Потянуло курить. Алексей достал золочёный портсигар, вынул папиросу…

– Дядь, дай закурить…

Балезин обернулся. На него смотрело интересное существо. Небольшого роста, худощавый, с веснушчатым носом, парень казался совсем юношей, лет 16—17. Вот только тяжёлый нагловатый взгляд говорил о том, что ему от роду отнюдь не 17, а много больше. И ещё: у него были некрасивые редкие зубы, а на левой щеке выделялся шрам. Впрочем, шрамами, как результатом частых поножовщин, были отмечены многие обитатели Хитровки.

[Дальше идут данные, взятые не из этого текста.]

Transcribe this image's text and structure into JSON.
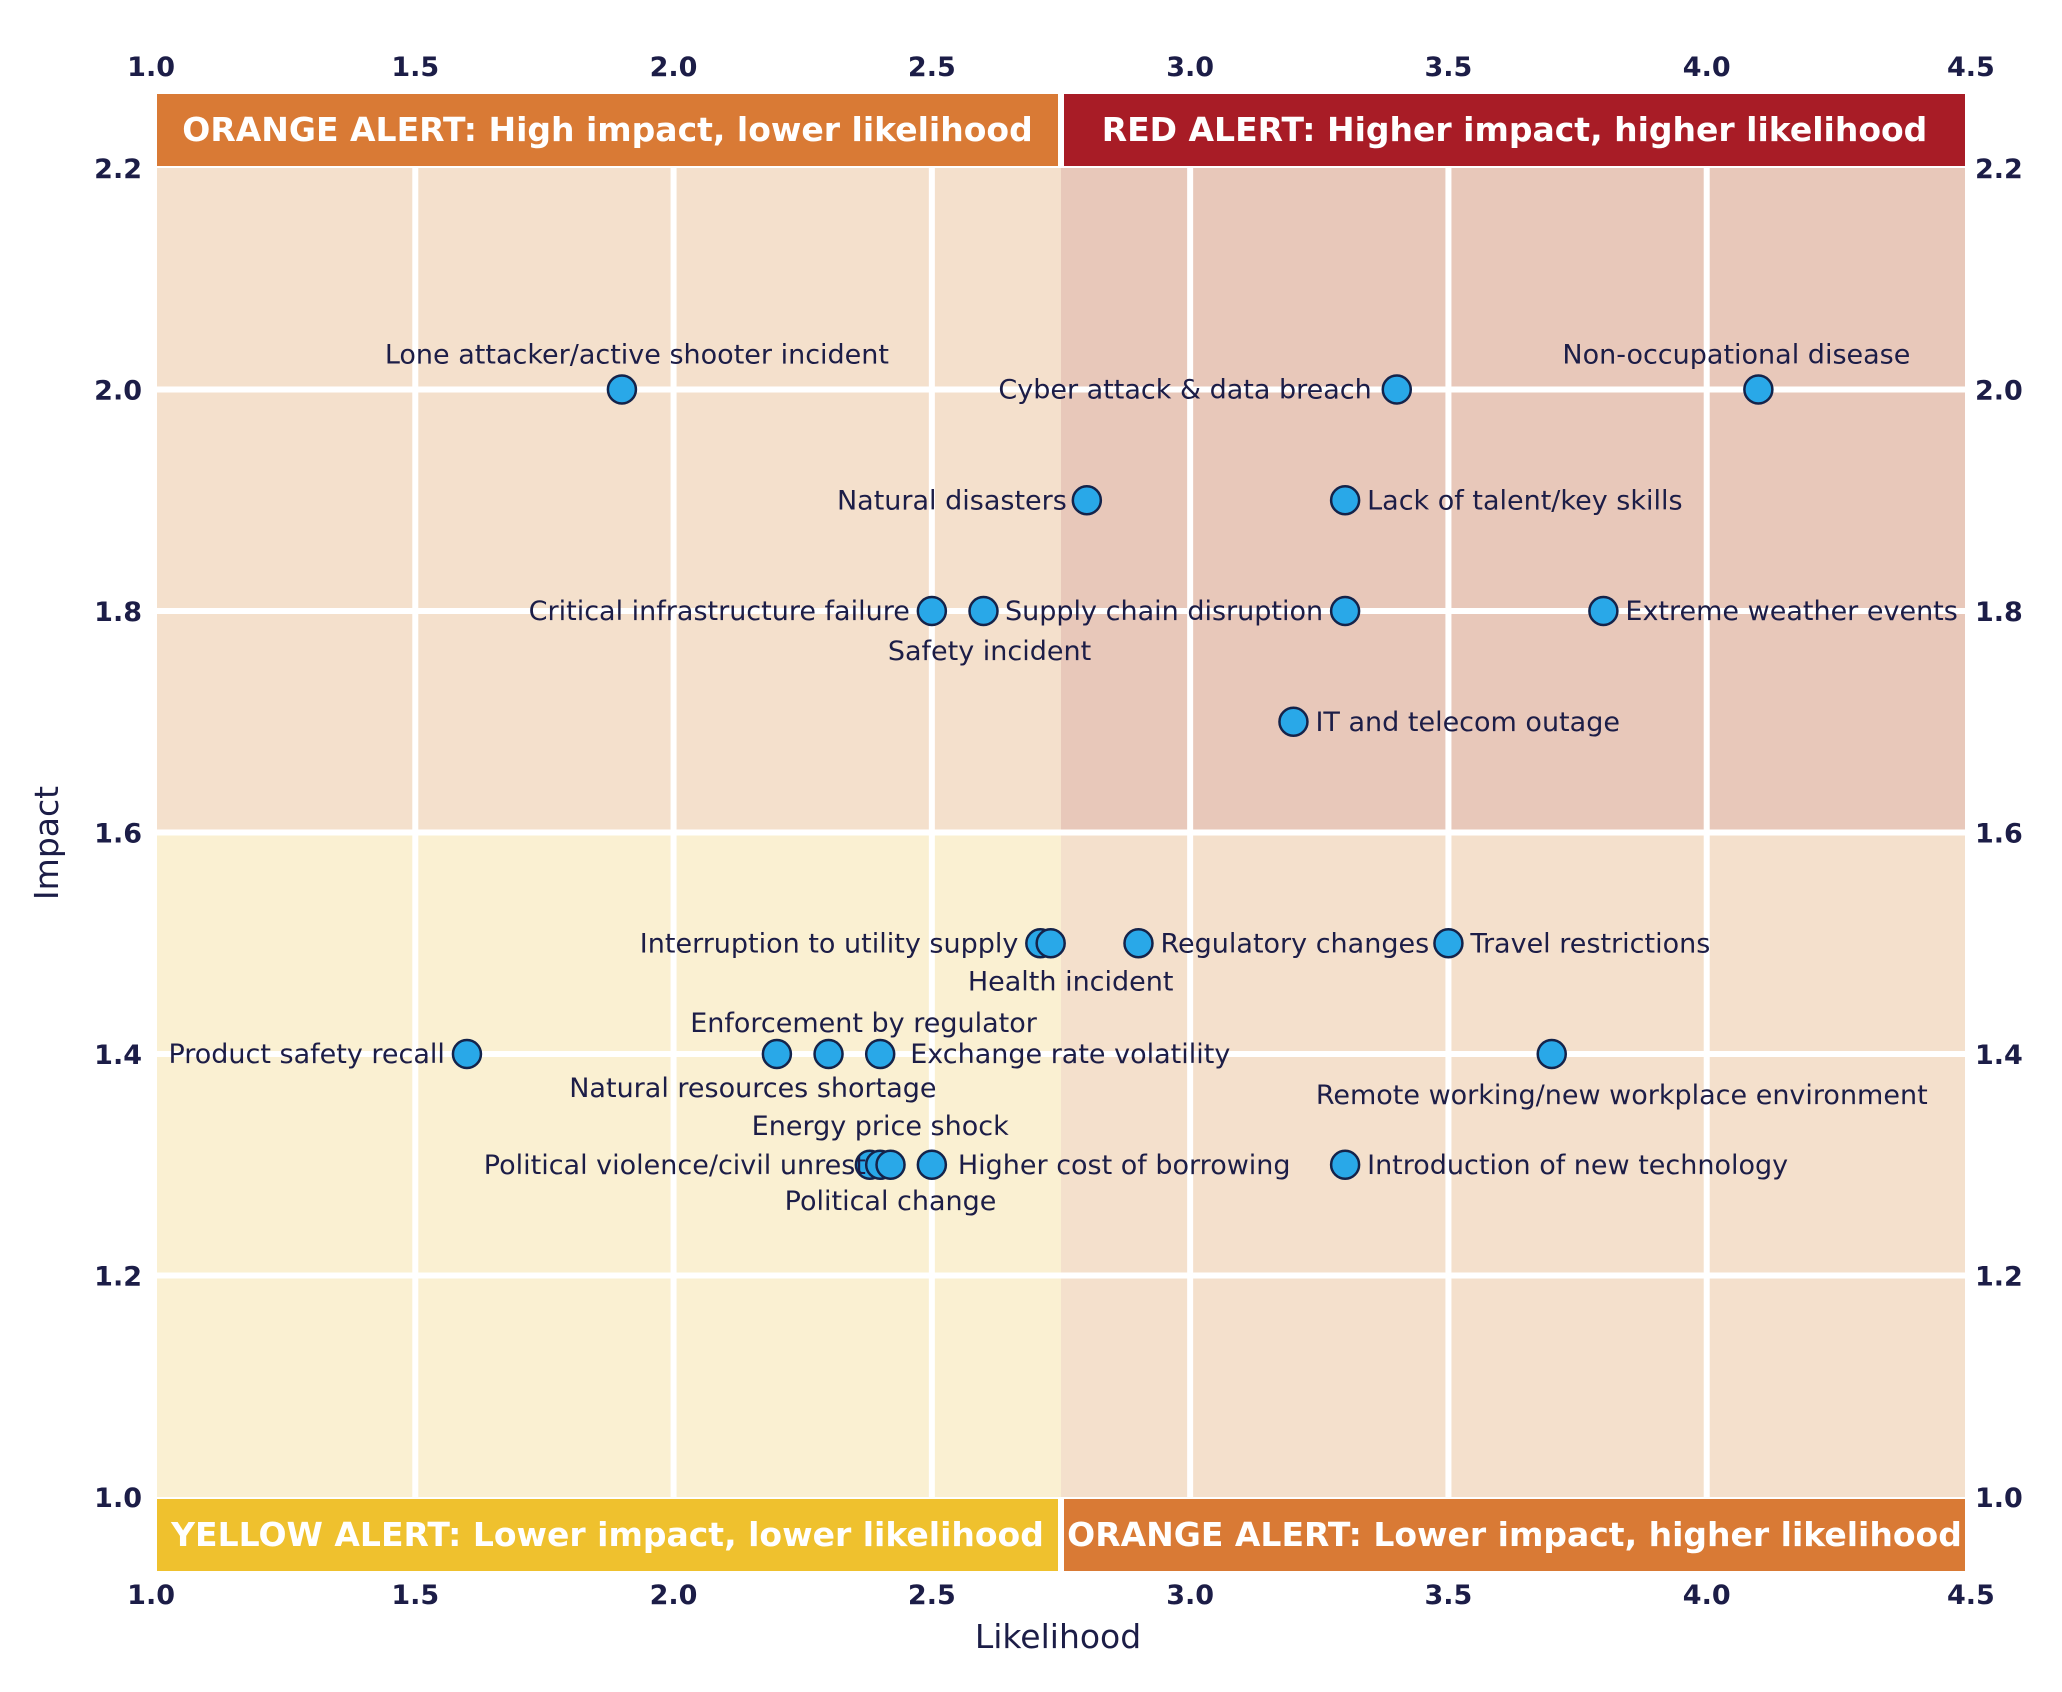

Согласно легенде, Балезин должен был появиться в Москве как французский гражданин, у которого отец француз, а мать русская. И говорить он должен был и по-французски, и по-русски, причём чисто, как многие из дворянских семей. Но сейчас перед этим хитровским жиганом Алексей решил немного покуражиться, ведь ещё в гимназии он состоял в драмкружке, участвовал в постановках.

– Что есть такое закурь-ить?

На ломаном русском приходилось иногда говорить в оккупированных немцами Риге и Варшаве, где он по заданию Батюшина работал нелегалом.

В ответ парень слегка раздвинул указательный и средний пальцы на руке и несколько раз поднёс к губам. Взгляд его стал ещё более наглым.

Алексей снова достал и раскрыл портсигар. Одну папиросу парень заложил за ухо, вторую вставил в рот. Балезин щёлкнул французской зажигалкой.

– Благодарствую, – буркнул незнакомец и исчез в толпе. Балезин не успел даже посмотреть ему вслед. Если бы он знал, какую зловещую роль и не однажды сыграет в его судьбе этот малорослый тип.

До войны антикварных лавок в Москве было великое множество. В условиях Гражданской войны и разрухи остались единицы. В одну из таких лавок близ Хитровки и заглянул Алексей Балезин – он же «подданный Франции» господин Дюваль. Хозяин лавки, немолодой толстяк в потёртом костюме-тройке неопределённого цвета, встретил его слащавой улыбкой:

– Чем могу служить?

Алексей, как и намечал заранее, заговорил по-французски. Но видя, что собеседник не понимает, перешёл на русский.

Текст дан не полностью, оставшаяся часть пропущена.